Pattern alterations or any design changes you made:
I didn’t make any alterations to the pattern. I did make a minor “design change”: I serged the flounce to the skirt pieces, but when I wore the skirt the first time, I managed to rip that seam by stepping on the skirt. Ooops. I reserged that seam, then I topstitched the the flounce to the skirt. That should give a little extra strength.

Would you sew it again? Would you recommend it to others?
I actually might! I’m not wild about elastic waistbands, but this skirt looks surprisingly nice, goes together easily, and is lovely to dance tango in. I dance a lot of tango, so it might be nice to have a couple simple, pretty long skirts.

Conclusion:
Super simple skirt, suitable for a beginner, that helped me learn several new skills.

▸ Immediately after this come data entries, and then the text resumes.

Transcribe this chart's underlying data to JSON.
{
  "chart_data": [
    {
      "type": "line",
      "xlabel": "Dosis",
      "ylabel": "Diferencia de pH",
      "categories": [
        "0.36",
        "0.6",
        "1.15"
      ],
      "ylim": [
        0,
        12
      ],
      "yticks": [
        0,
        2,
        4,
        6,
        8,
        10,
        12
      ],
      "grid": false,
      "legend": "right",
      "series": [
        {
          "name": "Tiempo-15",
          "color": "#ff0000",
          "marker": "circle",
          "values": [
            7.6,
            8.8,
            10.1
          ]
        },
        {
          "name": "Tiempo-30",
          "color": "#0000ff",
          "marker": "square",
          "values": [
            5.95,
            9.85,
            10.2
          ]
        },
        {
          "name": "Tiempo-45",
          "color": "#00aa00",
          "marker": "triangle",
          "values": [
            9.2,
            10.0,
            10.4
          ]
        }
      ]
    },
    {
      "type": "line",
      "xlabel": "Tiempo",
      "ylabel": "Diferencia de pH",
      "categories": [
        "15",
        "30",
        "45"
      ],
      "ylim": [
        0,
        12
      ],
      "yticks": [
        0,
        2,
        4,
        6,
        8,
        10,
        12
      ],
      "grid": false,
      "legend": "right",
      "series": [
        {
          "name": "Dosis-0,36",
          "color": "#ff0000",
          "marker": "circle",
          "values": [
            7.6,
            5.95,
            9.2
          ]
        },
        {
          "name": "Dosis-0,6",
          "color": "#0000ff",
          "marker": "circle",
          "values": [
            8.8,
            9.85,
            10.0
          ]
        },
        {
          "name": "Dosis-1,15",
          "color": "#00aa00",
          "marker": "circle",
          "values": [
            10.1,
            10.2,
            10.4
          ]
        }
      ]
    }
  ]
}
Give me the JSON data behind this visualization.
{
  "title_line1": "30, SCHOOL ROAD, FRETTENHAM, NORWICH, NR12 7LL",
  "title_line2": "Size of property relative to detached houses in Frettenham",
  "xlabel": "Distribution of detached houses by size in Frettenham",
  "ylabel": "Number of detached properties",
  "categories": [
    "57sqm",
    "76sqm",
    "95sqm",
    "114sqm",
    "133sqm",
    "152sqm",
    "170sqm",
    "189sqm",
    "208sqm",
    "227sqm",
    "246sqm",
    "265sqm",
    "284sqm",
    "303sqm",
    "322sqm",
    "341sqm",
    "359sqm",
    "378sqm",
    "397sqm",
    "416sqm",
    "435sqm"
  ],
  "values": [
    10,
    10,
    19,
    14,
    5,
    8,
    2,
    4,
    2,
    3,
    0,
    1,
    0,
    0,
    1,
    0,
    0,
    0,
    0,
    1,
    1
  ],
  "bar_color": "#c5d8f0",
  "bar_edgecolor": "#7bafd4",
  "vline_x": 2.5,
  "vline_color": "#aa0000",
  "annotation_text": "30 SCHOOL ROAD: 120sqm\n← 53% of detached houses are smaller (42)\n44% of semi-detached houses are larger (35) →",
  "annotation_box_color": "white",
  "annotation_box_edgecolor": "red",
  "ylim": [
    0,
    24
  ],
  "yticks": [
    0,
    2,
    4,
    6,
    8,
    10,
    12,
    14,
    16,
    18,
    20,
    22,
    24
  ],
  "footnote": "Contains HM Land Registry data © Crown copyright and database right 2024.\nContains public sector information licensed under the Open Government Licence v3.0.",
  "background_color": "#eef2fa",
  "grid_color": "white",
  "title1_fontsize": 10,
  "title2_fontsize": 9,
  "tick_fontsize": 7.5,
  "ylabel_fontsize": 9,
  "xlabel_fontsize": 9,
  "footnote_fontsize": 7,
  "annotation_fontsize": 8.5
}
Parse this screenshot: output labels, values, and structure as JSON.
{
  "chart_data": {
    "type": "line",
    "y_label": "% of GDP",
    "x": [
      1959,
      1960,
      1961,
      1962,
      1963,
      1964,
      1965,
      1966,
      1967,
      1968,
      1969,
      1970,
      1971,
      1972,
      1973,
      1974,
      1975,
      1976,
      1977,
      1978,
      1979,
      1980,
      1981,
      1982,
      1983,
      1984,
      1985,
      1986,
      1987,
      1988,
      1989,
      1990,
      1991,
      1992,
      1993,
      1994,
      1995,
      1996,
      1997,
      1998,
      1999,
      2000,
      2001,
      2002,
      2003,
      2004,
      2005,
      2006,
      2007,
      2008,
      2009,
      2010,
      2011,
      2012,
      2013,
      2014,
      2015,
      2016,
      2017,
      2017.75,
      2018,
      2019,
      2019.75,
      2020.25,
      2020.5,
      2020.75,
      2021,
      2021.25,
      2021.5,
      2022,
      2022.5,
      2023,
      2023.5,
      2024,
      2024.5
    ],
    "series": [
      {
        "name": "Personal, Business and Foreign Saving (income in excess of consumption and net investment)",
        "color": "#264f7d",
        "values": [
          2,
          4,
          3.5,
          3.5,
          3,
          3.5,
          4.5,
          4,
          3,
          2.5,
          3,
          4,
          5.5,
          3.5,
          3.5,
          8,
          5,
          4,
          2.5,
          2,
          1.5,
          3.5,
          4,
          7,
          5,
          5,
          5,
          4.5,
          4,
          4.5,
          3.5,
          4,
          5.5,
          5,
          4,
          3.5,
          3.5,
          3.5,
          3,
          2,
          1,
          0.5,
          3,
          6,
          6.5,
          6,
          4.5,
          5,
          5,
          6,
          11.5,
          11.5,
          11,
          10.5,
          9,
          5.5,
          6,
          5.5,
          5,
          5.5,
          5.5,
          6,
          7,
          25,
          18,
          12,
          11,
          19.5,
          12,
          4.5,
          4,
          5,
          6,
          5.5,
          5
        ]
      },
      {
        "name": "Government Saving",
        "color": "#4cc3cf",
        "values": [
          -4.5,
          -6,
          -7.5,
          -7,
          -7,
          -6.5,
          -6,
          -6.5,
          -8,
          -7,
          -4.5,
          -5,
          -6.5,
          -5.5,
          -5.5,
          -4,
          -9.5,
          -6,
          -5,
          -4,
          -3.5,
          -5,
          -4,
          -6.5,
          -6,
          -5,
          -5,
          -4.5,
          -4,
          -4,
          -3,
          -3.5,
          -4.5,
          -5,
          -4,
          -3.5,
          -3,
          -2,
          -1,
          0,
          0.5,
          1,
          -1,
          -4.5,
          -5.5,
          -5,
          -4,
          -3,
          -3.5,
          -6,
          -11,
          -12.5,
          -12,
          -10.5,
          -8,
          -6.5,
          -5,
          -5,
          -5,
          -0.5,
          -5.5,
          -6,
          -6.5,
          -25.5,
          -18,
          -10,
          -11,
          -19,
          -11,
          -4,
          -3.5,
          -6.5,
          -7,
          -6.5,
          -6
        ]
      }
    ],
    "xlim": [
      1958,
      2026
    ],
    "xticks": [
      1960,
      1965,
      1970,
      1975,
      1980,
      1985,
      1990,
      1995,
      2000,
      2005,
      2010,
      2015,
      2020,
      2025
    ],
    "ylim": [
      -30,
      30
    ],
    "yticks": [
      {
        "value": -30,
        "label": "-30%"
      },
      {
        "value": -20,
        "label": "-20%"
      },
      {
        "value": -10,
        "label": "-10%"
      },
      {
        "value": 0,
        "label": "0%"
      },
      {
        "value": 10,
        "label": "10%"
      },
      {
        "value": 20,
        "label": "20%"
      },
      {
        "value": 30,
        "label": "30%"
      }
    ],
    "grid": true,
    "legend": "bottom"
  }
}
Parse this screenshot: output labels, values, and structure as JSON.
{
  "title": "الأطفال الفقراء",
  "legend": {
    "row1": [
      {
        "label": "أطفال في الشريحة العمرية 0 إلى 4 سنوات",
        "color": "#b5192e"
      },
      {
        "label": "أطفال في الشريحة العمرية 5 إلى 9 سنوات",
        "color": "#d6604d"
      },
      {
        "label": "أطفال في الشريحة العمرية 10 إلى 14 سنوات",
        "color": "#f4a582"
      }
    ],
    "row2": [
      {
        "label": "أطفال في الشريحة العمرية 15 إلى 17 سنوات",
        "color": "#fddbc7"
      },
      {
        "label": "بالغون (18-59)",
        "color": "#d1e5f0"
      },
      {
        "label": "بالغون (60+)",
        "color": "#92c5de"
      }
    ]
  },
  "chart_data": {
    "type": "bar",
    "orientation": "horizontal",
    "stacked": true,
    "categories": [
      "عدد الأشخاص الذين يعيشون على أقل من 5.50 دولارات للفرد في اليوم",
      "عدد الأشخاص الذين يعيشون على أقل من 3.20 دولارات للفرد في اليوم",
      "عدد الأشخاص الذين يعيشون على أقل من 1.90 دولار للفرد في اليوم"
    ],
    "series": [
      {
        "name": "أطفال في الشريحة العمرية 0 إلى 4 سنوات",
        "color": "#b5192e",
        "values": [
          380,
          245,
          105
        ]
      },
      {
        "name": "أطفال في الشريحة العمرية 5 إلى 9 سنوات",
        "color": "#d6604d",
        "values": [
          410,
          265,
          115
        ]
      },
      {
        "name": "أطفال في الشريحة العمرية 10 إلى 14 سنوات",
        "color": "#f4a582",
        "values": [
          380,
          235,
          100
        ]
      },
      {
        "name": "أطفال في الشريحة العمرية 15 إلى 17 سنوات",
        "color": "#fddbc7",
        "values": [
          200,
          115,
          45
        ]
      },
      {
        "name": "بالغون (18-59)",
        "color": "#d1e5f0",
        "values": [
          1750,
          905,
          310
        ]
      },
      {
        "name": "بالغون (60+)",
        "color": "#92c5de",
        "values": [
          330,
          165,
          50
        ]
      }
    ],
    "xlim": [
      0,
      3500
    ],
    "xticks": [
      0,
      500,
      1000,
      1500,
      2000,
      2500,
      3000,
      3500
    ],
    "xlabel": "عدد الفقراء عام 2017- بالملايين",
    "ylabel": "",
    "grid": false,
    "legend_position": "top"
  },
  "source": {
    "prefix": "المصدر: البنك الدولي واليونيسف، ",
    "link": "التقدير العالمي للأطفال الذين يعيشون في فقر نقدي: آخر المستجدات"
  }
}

It moves well.

 

 

Tango is dangerous for your sewing . . .

Dancing has many benefits. One of those is getting into shape. But no one told me about the disadvantages. I’ve just discovered that in the past three weeks (thanks to 15+ hours of tango a week), my body has changed enough that my three new Simplicity 1500 skirts no longer fit me.

My measurements are exactly the same. But the skirts now sit an inch or two lower on my body, and instead of looking cute, they look dumpy.

Such a small difference, such a short period of time. And yet, I don’t have any idea how to fix this and salvage the three skirts I’ve made from that pattern, so happy that I finally would have something that fits.